Поместите кювету в спектрофотометр для проведения пробега в режиме сканирования длины волны для сбора фонового спектра от 330 до 800 нанометров. В отдельной 1,5-миллилитровой трубке соединить 650 микролитров рабочего цветного реагента йода хлорида кальция с 50 мкг устричного гликогена, и составить конечный объем до 750 микролитров с водой. После тщательного смешивания смеси переложите раствор в одноразовую метакрилатную кювету для сбора спектра поглощения от 330 до 800 нанометров.
Аналогично, получите спектр поглощения с 50 микрограммами амилопектина и 30 микрограммами амилозы, как описано ранее. Чтобы получить указание на разветвленную структуру нехарактеризованного образца гликогена, соедините от 25 до 50 мкг гликогена с 650 микролитрами рабочего цветового реагента хлорида кальция йода и приступайте, как объяснялось ранее, к приобретению спектра поглощения. В анализах гликогенсинтазы наблюдалось линейное снижение абсорбции на 340 нанометров с течением времени.
Добавление слишком большого количества гликогенсинтазы в анализ привело к тому, что реакция достигла завершения в течение первых двух минут. Контрольная реакция, которая не содержала гликогенсинтазы, не показала измеримого снижения абсорбции. Данные анализа гликогенфосфорилазы с использованием очищенного фермента имели линейную фазу, длящуюся в течение трех минут.
Скорость увеличения поглощения от 0,01 до 0,04 единицы в минуту является оптимальной. В анализе гликогена, де-ветвящегося фермента, реакция показала линейную фазу, сохраняющуюся в течение, по меньшей мере, 10 минут. Репрезентативные данные анализов ферментов ветвления гликогена показали разницу в абсорбции между контрольными образцами, в которых отсутствовал ветвящийся фермент, и реакциями, содержащими ветвящийся фермент.

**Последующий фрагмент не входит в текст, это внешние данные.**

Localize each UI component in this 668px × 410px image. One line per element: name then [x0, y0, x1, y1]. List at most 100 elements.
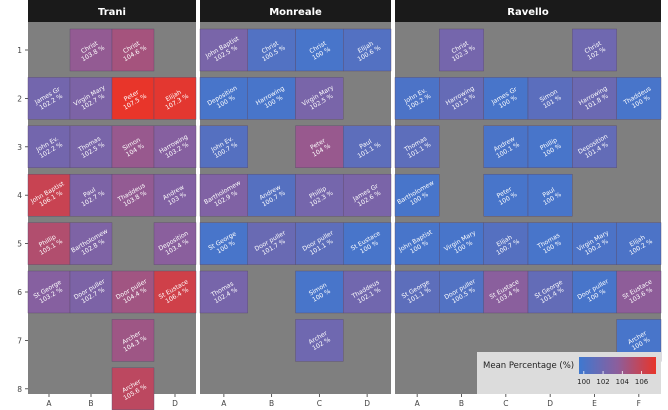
tile-cell	[295, 222, 344, 265]
tile-cell	[111, 173, 155, 217]
x-tick-label: B	[88, 399, 93, 408]
tile-cell	[199, 77, 248, 120]
heatmap-tile: Andrew100.7 %	[247, 173, 296, 217]
heatmap-tile: Paul102.7 %	[69, 173, 113, 217]
heatmap-tile: Harrowing101.8 %	[572, 77, 617, 120]
heatmap-tile: Thomas100 %	[527, 222, 573, 265]
heatmap-tile: Bartholomew102.8 %	[69, 222, 113, 265]
y-tick-label: 1	[17, 46, 22, 55]
tile-cell	[483, 270, 529, 314]
heatmap-tile: John Baptist106.1 %	[27, 173, 71, 217]
colorbar	[579, 357, 656, 374]
heatmap-tile: Simon101 %	[527, 77, 573, 120]
tile-cell	[199, 270, 248, 314]
y-tick-label: 6	[17, 288, 22, 297]
tile-cell	[295, 77, 344, 120]
heatmap-tile: St George100 %	[199, 222, 248, 265]
x-tick-label: A	[46, 399, 52, 408]
x-tick-label: D	[547, 399, 553, 408]
panel-title: Trani	[98, 7, 126, 18]
heatmap-tile: Door puller100 %	[572, 270, 617, 314]
heatmap-tile: Bartholomew100 %	[394, 173, 440, 217]
tile-cell	[247, 173, 296, 217]
panel-title: Ravello	[507, 7, 549, 18]
tile-cell	[153, 125, 197, 169]
tile-cell	[483, 77, 529, 120]
tile-cell	[527, 77, 573, 120]
x-tick-label: A	[221, 399, 227, 408]
tile-cell	[394, 270, 440, 314]
heatmap-tile: Phillip102.3 %	[295, 173, 344, 217]
heatmap-tile: Deposition101.4 %	[572, 125, 617, 169]
heatmap-tile: John Ev.100.7 %	[199, 125, 248, 169]
heatmap-tile: Archer105.6 %	[111, 367, 155, 410]
heatmap-tile: Harrowing103.2 %	[153, 125, 197, 169]
heatmap-tile: Christ100.5 %	[247, 28, 296, 72]
y-tick-label: 4	[17, 191, 22, 200]
heatmap-tile: St George103.2 %	[27, 270, 71, 314]
tile-cell	[27, 173, 71, 217]
colorbar-tick-label: 104	[616, 378, 630, 386]
tile-cell	[439, 222, 484, 265]
heatmap-tile: Christ103.8 %	[69, 28, 113, 72]
y-tick-label: 8	[17, 385, 22, 394]
legend-title: Mean Percentage (%)	[483, 361, 574, 371]
tile-cell	[439, 28, 484, 72]
tile-cell	[199, 173, 248, 217]
x-tick-label: D	[172, 399, 178, 408]
tile-cell	[27, 125, 71, 169]
tile-cell	[69, 125, 113, 169]
colorbar-tick-label: 100	[577, 378, 590, 386]
heatmap-tile: Elijah100.6 %	[343, 28, 392, 72]
tile-cell	[616, 222, 662, 265]
heatmap-tile: Door puller104.4 %	[111, 270, 155, 314]
heatmap-tile: St Eustace106.4 %	[153, 270, 197, 314]
tile-cell	[69, 173, 113, 217]
heatmap-tile: Virgin Mary102.7 %	[69, 77, 113, 120]
heatmap-tile: Thaddeus100 %	[616, 77, 662, 120]
tile-cell	[394, 77, 440, 120]
tile-cell	[27, 270, 71, 314]
heatmap-tile: Paul101.1 %	[343, 125, 392, 169]
tile-cell	[69, 270, 113, 314]
tile-cell	[483, 125, 529, 169]
heatmap-tile: Door puller100.5 %	[439, 270, 484, 314]
heatmap-tile: Virgin Mary102.5 %	[295, 77, 344, 120]
tile-cell	[572, 77, 617, 120]
x-tick-label: D	[364, 399, 370, 408]
tile-cell	[343, 125, 392, 169]
tile-cell	[295, 270, 344, 314]
tile-cell	[247, 28, 296, 72]
heatmap-tile: Virgin Mary100 %	[439, 222, 484, 265]
panel-strip	[200, 0, 391, 22]
x-tick-label: C	[317, 399, 322, 408]
heatmap-tile: Christ104.6 %	[111, 28, 155, 72]
heatmap-tile: John Baptist102.5 %	[199, 28, 248, 72]
heatmap-tile: Deposition103.4 %	[153, 222, 197, 265]
heatmap-tile: Christ100 %	[295, 28, 344, 72]
tile-cell	[394, 173, 440, 217]
tile-cell	[527, 270, 573, 314]
heatmap-tile: Phillip100 %	[527, 125, 573, 169]
y-tick-label: 2	[17, 94, 22, 103]
tile-cell	[111, 28, 155, 72]
tile-cell	[439, 77, 484, 120]
tile-cell	[111, 270, 155, 314]
heatmap-tile: Thomas102.5 %	[69, 125, 113, 169]
tile-cell	[69, 28, 113, 72]
x-tick-label: F	[637, 399, 641, 408]
heatmap-tile: St George101.4 %	[527, 270, 573, 314]
heatmap-tile: Door puller101.7 %	[247, 222, 296, 265]
heatmap-tile: Archer102 %	[295, 319, 344, 362]
tile-cell	[247, 222, 296, 265]
heatmap-tile: Elijah107.3 %	[153, 77, 197, 120]
tile-cell	[343, 222, 392, 265]
tile-cell	[483, 222, 529, 265]
x-tick-label: C	[503, 399, 508, 408]
y-tick-label: 7	[17, 336, 22, 345]
tile-cell	[153, 77, 197, 120]
tile-cell	[199, 125, 248, 169]
tile-cell	[111, 319, 155, 362]
heatmap-tile: John Baptist100 %	[394, 222, 440, 265]
heatmap-tile: James Gr102.6 %	[343, 173, 392, 217]
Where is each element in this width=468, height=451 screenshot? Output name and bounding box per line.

Проиллюстрирован узкий динамический диапазон анализа. Максимальное изменение поглощения, которое может быть произведено, составляет 0,4 единицы поглощения, а линейность теряется, когда изменение поглощения составляет приблизительно 0,2 единицы поглощения. Массы гликогена, амилопектина и амилозы, используемые в оценке ветвления гликогена, показали максимальное показание абсорбции от 0,7 до 0,8, каждый при разных максимумах абсорбции.
Образец гликогена произвел два пика примерно на 400 нанометров и 460 нанометров. Цветной реагент хлорида йода очень плотный. Важно убедиться, что образцы гликогена полностью смешаны с реагентом до сбора спектра поглощения.